Model-free control

Monte-Carlo Policy Iteration

• Starting from a policy $\pi$

• Iterate until convergence:

• Policy evaluation using Monte-Carlo policy evaluation of $V^{\pi}$ for each policy $\pi$
• Policy improvement using $\epsilon$-greedy policy improvement

Monte Carlo Online Control

1. Initialize $Q(s, a) = 0, N(s, a) = 0, \forall (s, a)$
Set $\epsilon=1, k=1, \pi=\epsilon-\text{greedy}(Q)$
2. Repeat until convergence,
1. Sample episode ($s_{k, 1}, a_{k, 1}, r_{k,1}, s_{k, 2}, \dots, s_{k, T}$) given $\pi_k$
$G_{k, t} =r_{k, t} + \gamma r_{k, t+1} + \gamma^2 r_{k, t+2} + \cdots + \gamma^{T_i - 1} r_{k, T_i}$ for $t=1, \dots,T$
2. If we update the value with first-visit, when we first visit to $(s, a)$ in episode $k$, then,
$N(s,a) \mathrel{+{=}} 1$
$Q(s_t, a_t) = Q(s_t, a_t) + \frac{1}{N(s, a)}(G_{k, t} - Q(s_t, a_t))$
$k = k + 1$
$\pi_{k+1} = \epsilon-\text{greedy}(Q) (\approx \pi_k)$

GLIE Monte-Carlo Control

• Theorem: (GLIE) Monte-Carlo control converges to the optimal state-action value function $Q^{*}(s, a)$

Importance Sampling for Off-policy Monte-Carlo Control

Recall that, importance sampling is

$\mathbb{E}_{X \sim p}[f(X)] = \mathbb{E}_{X \sim Q}[\frac{P(X)}{Q(X)} f(X)]$

Off-policy means that the target policy is different with current policy (or behavior policy). In this case, the distribution is different, and experience gathered from current policy $\mu$ cannot directly use to train target policy $\pi$. Instead, Importance Sampling is used to train target policy $\pi$ from using returns generated from current policy $\mu$.

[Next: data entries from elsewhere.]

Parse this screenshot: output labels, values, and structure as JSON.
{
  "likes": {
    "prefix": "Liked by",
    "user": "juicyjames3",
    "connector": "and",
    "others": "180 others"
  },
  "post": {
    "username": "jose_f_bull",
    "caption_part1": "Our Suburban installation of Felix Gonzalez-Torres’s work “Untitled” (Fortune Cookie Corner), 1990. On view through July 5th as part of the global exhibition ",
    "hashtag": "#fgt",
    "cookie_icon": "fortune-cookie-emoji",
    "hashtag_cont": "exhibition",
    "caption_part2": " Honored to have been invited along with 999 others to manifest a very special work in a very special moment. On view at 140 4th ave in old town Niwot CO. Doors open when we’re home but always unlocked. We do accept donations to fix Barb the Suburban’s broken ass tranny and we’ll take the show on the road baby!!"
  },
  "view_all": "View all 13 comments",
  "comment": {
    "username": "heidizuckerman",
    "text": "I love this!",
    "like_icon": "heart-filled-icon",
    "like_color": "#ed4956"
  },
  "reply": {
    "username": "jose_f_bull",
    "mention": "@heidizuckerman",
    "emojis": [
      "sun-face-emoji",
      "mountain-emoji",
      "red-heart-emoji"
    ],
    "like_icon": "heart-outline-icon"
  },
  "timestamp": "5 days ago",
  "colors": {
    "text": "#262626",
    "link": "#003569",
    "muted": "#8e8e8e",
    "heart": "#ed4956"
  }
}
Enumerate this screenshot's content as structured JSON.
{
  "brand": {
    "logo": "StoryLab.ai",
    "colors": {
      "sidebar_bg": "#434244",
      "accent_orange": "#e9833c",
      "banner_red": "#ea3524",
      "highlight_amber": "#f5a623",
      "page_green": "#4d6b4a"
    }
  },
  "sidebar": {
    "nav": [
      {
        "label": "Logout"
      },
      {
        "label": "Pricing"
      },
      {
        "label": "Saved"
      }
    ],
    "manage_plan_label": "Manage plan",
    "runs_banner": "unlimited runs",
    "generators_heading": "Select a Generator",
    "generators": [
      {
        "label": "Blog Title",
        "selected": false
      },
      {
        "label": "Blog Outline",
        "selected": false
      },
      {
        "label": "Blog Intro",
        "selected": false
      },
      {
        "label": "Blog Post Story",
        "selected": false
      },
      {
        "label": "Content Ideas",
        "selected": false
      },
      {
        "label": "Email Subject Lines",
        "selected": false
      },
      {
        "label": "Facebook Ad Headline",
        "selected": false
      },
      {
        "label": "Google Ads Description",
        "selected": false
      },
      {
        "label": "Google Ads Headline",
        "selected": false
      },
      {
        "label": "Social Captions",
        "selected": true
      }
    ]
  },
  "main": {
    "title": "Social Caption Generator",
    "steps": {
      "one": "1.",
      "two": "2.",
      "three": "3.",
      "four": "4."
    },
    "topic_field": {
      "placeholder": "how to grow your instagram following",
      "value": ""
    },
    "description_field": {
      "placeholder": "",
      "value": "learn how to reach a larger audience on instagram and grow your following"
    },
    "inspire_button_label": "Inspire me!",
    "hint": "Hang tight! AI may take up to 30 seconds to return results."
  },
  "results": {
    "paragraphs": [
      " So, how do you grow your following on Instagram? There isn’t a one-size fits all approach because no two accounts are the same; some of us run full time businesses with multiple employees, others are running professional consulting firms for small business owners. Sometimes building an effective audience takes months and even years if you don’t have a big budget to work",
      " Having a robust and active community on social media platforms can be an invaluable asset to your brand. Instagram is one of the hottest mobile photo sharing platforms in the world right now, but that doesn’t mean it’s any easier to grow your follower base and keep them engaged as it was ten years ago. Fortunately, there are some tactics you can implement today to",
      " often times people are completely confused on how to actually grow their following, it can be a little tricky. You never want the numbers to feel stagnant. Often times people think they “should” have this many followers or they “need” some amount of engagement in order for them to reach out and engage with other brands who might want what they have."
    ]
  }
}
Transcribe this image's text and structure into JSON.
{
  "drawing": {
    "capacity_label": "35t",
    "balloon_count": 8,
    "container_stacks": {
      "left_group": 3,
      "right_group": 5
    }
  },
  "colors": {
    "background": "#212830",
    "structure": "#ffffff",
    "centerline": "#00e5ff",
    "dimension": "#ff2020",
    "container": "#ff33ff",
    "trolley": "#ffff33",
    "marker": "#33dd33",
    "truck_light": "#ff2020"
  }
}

Importance sampling affects the weight return $G_t$ according to similarity between policies.

$G_t^{\frac{\pi}{\mu}} = \pi(a_t \vert s_t) \frac{ \pi(a_{t+1} \vert s_{t+1})}{\mu(a_t \vert s_t) \mu(a_{t+1} \vert s_{t+1})} \dots \frac{\pi(a_{T-1} \vert s_{T-1})}{\mu(a_{T-1} \vert s_{T-1})}G_t$

After that, value function with corrected return($G_t$) use to update as the target value:

$Q(s_t, a_t) \larr Q(s_t, a_t) + \alpha (g_t^{\frac{\pi}{\mu}} - Q(s_t, a_t))$

But target policy cannot used the expericen gathered itself, so its action has higher variance.